Эти слезы были не о гибели, не о мучениях, не об ужасах, а о какой-то огромной, непонятной, непознанной и прекрасной любви. Впервые за долгое время моей жизни я плакал от счастья, хотя, казалось бы, ну где там счастье, сидишь перевязанный, бухаешь – и то с мертвецами.
И мне открылся тот самый мир, над которым тьма не имеет власти, над которым вообще ничто не властно, ни я, ни кто-либо другой, ни математика, ни вера, ни даже время.
Я упал перед ней на пол (ой, ну чтоб не пиздеть, отчасти я пьяный был сильно, а отчасти, конечно, впечатленный) и уткнулся носом в ее колени, в ткань платья, пахнущего влажной землей.
Мамка положила руку мне на голову и гладила, гладила, а я все плакал.

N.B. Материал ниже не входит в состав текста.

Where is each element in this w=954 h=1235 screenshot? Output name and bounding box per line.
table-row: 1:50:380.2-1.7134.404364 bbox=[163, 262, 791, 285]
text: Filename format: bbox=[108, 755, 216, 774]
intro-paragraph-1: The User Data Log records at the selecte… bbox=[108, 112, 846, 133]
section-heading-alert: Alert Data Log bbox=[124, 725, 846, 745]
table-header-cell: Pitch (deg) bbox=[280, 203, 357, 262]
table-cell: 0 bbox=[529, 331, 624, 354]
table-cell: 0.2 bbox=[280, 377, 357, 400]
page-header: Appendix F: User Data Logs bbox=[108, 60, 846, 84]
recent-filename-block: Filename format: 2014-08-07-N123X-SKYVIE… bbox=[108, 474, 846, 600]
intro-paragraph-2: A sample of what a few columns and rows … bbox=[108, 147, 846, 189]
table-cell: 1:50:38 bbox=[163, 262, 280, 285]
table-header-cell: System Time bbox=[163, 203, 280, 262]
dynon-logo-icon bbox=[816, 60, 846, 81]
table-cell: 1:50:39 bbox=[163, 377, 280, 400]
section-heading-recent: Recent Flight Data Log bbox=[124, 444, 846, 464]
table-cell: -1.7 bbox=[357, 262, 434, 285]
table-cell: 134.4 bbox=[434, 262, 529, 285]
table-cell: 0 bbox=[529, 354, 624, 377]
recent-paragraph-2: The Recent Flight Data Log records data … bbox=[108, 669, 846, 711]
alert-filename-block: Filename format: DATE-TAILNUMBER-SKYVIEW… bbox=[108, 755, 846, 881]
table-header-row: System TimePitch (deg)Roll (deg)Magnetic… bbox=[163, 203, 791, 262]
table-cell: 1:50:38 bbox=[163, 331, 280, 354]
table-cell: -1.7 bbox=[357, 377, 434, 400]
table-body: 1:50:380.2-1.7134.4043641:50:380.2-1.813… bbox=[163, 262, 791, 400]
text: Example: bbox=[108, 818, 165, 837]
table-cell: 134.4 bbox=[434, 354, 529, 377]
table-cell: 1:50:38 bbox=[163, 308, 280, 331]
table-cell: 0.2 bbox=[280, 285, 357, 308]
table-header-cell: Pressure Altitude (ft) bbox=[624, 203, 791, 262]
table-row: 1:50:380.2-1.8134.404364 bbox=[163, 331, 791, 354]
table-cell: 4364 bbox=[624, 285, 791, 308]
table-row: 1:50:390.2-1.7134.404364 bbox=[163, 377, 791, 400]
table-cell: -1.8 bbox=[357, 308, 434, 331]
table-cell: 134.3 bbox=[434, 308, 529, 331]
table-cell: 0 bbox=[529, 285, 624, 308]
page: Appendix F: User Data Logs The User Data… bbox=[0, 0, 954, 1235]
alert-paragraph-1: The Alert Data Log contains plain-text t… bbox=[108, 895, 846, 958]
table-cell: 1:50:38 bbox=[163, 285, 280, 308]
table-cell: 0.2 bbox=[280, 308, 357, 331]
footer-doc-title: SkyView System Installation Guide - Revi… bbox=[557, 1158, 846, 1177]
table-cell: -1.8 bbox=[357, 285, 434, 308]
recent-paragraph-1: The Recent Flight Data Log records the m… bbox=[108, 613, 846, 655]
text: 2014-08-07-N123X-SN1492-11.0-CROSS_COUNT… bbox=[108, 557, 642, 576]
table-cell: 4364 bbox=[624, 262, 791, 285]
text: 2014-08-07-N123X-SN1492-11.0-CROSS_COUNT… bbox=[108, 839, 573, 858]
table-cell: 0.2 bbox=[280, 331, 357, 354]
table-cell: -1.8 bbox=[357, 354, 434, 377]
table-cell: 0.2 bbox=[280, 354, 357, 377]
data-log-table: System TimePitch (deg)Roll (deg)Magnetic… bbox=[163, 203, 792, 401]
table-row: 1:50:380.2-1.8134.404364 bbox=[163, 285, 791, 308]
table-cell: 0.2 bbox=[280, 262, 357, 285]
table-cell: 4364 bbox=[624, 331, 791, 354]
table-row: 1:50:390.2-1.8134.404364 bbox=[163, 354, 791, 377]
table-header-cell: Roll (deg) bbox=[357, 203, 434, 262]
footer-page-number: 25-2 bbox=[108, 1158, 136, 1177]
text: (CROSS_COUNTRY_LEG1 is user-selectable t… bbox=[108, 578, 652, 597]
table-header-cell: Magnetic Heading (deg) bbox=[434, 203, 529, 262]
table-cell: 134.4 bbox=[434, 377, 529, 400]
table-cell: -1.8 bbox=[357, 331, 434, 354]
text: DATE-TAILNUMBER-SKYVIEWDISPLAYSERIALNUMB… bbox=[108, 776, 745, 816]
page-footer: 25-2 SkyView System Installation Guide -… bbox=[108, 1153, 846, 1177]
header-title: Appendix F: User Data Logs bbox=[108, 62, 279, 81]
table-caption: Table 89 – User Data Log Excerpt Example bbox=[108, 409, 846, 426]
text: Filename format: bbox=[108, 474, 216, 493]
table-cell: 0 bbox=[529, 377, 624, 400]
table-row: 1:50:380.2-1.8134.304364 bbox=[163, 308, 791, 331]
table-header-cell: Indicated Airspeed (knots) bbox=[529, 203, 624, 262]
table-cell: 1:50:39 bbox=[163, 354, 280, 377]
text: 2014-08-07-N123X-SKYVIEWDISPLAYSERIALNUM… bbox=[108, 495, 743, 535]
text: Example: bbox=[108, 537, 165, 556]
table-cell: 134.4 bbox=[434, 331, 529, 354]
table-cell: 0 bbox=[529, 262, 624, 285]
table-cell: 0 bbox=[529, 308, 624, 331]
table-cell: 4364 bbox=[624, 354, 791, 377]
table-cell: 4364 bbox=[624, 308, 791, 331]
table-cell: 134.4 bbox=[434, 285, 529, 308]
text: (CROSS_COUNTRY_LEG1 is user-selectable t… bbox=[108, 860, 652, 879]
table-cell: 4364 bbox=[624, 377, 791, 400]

– Пиздец, Боря, – сказал отец. – Просто пиздец, ну ты вообще.
А я не думал, что я там вообще. Я думал, что мамино платье пахнет не только могилой, но и дождем в лесу, и что земля, она везде одна и та же, хочешь – жри ее, раскаиваясь, хочешь – ходи по ней, улыбаясь.
Мамино платье пахло вспаханным полем и полем смерти.
Пахло кладбищем и садом.
Оно пахло миром.
А я думал, это только смерть. У меня было представление, будто все это одна лишь смерть. Мир не самая справедливая штука, но разве мы ему не под стать? Если уж прощать мир, то прощать надо и самих себя, наоборот, впрочем, тоже.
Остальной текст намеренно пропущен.